My first child had loads of trouble sleeping. In hindsight, I know that it was a combination of several things, but part of it was that I got very stressed and upset when he cried and almost always handed him off to my husband.
I remember one particular moment where I was at a friend’s house (they weren’t there at the time – I was alone) and I’d failed to get him to sleep. He was so tired, but just couldn’t sleep. He just screamed and screamed in my arms. Usually my husband would help at these times. He’d hold our son in a way that we dubbed the ‘Daddy hold’ which never failed to get our son to sleep. This time, though, he was out at a meeting. A feeling of utter powerlessness and panic started welling up inside of me. Eventually I called Karl and demanded that he get in a taxi and come straight back, which he did.
After that incident, I decided that I never wanted to be in that situation again, for the sake of my son and my own sanity.
If you’re reading this then you’ve probably been in a similar situation to me. I feel for you, I really do – it’s horrible to have to see your child like this. I learned from that incident, changed various things about the way I deal with overtired or cranky children, and have become a lot better at helping them settle and sleep. I’d like to help you deal with those inevitable moments when your child has a meltdown.
First, practice, practice, practice
To remain calm in the face of intense emotion takes a lot of willpower. It’s really easy to get sucked into it yourself.
It also takes trusting that it’s going to work. When either of my kids screams, it feels to me that they’re literally going to go on screaming until they’re 60. Logically I know that this can’t be the case, but it’s very difficult to separate logic from the panic response that their screaming creates in you.

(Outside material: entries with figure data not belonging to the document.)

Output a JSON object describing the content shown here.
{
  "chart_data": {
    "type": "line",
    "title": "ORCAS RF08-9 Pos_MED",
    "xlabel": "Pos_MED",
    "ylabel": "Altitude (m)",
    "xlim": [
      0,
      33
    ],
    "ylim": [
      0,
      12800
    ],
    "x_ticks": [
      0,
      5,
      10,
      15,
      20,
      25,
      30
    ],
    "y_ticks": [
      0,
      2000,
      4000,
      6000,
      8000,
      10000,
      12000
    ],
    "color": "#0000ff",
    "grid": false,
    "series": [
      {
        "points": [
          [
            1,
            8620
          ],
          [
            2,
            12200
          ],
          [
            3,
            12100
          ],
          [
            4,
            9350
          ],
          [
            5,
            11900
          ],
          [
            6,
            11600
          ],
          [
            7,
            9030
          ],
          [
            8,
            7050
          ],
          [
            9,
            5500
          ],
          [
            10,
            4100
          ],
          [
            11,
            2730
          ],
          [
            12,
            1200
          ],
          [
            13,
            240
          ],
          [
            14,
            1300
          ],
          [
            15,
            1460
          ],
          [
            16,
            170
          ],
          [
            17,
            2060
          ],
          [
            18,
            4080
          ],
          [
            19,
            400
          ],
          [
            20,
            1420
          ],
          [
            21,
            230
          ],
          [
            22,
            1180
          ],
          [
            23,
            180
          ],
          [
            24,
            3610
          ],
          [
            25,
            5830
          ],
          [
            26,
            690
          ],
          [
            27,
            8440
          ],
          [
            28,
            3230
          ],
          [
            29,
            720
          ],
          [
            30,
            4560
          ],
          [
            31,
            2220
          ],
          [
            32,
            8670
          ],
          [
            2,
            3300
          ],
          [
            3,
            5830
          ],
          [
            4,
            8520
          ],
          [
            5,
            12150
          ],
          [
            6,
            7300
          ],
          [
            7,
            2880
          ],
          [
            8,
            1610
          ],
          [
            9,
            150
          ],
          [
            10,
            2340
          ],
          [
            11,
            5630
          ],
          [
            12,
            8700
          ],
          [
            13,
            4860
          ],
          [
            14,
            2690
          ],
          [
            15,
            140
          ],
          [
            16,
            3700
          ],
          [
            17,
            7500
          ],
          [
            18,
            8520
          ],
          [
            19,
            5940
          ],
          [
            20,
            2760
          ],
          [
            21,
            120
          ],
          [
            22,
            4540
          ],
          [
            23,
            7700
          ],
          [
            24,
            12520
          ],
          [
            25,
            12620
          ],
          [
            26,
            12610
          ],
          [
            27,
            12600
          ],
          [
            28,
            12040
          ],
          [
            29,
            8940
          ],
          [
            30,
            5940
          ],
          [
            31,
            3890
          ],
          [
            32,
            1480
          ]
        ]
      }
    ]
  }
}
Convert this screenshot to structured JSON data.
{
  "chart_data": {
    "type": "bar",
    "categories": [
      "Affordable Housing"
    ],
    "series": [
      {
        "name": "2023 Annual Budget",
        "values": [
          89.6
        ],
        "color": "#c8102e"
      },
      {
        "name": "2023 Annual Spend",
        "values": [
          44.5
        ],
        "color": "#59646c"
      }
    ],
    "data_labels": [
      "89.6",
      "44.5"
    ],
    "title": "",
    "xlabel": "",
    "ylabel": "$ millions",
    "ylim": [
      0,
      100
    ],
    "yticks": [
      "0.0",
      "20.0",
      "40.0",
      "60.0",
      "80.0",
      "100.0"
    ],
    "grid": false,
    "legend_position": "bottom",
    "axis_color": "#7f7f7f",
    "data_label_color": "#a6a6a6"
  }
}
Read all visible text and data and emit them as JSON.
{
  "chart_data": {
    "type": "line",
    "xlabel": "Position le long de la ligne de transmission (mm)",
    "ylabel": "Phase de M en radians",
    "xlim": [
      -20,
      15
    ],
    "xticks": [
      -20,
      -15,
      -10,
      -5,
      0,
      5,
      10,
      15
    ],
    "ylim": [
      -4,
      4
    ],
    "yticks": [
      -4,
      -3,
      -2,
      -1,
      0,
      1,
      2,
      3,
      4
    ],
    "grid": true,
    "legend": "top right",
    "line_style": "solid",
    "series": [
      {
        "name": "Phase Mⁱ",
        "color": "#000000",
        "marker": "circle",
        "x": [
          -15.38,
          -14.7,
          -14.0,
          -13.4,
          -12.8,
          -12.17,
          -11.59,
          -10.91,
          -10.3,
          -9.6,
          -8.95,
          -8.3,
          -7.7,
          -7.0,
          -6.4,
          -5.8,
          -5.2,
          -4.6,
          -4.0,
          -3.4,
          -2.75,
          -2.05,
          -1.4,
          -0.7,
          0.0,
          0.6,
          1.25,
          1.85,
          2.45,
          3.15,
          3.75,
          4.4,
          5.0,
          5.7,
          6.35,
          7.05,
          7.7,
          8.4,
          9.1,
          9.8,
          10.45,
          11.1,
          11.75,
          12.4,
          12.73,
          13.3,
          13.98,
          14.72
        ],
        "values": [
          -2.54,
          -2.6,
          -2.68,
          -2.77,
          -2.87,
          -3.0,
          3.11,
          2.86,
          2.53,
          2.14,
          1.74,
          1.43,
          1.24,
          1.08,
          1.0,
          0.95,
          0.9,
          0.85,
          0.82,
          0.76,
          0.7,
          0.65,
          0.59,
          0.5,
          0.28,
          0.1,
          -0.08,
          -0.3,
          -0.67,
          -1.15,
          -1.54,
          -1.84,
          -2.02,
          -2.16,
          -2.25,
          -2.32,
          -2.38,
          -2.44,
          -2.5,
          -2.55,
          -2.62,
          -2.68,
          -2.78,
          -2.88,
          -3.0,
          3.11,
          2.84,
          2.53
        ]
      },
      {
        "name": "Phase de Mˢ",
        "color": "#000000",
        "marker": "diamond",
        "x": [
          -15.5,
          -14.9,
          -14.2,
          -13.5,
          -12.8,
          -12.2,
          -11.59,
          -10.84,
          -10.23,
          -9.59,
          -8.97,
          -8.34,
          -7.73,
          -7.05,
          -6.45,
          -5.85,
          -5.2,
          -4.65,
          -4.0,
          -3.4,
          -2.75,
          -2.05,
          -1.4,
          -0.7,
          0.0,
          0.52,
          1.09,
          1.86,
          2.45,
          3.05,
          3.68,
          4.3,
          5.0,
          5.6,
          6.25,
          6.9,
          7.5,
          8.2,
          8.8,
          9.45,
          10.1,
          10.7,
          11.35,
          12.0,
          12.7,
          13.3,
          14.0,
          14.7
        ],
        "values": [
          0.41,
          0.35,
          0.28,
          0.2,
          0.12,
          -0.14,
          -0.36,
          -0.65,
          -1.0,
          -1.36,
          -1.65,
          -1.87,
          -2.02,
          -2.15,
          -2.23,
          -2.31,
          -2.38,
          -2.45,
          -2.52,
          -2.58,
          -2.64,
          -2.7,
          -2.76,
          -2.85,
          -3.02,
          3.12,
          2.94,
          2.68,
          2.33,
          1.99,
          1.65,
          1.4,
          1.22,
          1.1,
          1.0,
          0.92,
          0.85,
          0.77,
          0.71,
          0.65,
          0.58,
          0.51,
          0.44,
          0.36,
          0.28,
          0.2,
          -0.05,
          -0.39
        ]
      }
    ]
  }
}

However, I find that each time I’m successful in calming my child I can add that event to the well of strength that I’ll need to draw on next time. It gives me techniques that I can try and the knowledge that it will end. That I can really help my child, and that it’ll be better if I do.
This means that every time your child melts down, you need to use it as an opportunity to practice.
Practice at home – it’ll be easier to do when you’re out and about
If you wait until you’re in a stressful environment to practice calming techniques, then it’s going to be twice as hard for you. Start at home and it’ll be easier to do when you’re out and about.
Act as if you’re calm and calmness will follow
- Kissing your child gently
- Stroking your child gently
It’s weird, but acting as if you’re calm and forcing yourself to be gentle can often calm you down. If you don’t believe me, try it.
For overtired babies, find a way to distract yourself and then cuddle them to sleep
You know the phrase ‘it’s not personal, it’s business’. I’m not saying that you should treat babies as business. However, it’s important to remember that overtired babies are only crying because they’re tired. The only solution for this that will work is for them to go to sleep and the only way you can help them with this is to stay calm.
What you need to do is distract yourself from the crying enough that it doesn’t stress you out, and then cuddle them until they fall asleep.
Here are some techniques you can use:
- Listening to music
- Talking to them about all the things in the room
- Telling them a story
- Dancing round the room
One of the worst things you can do is to remain silent and think about how awful the situation is. Trust me, I’ve done it.
Find something to distract yourself and let your love and cuddles do the rest.
Try asking older kids a series of questions
This is a weird one, but it works. We often talk our toddler out of his tantrums, by asking a series of questions in a gentle, sing-song voice. It usually goes something like this.
Me: ‘Are you upset?’
Me: ‘Do you want a cuddle?’
Me: ‘Do you want some dinner?’
Me: ‘Do you want to have a conversation?’
Me: ‘Do you like the colour yellow?’
Me: ‘Do you like the colour red?’
It goes on like this for a while. But at some point he’ll have moved into my arms and his ‘no’s will get a little less frantic. Eventually I’ll get a ‘yes’. To which I respond ‘oh, good’, and move on with the day.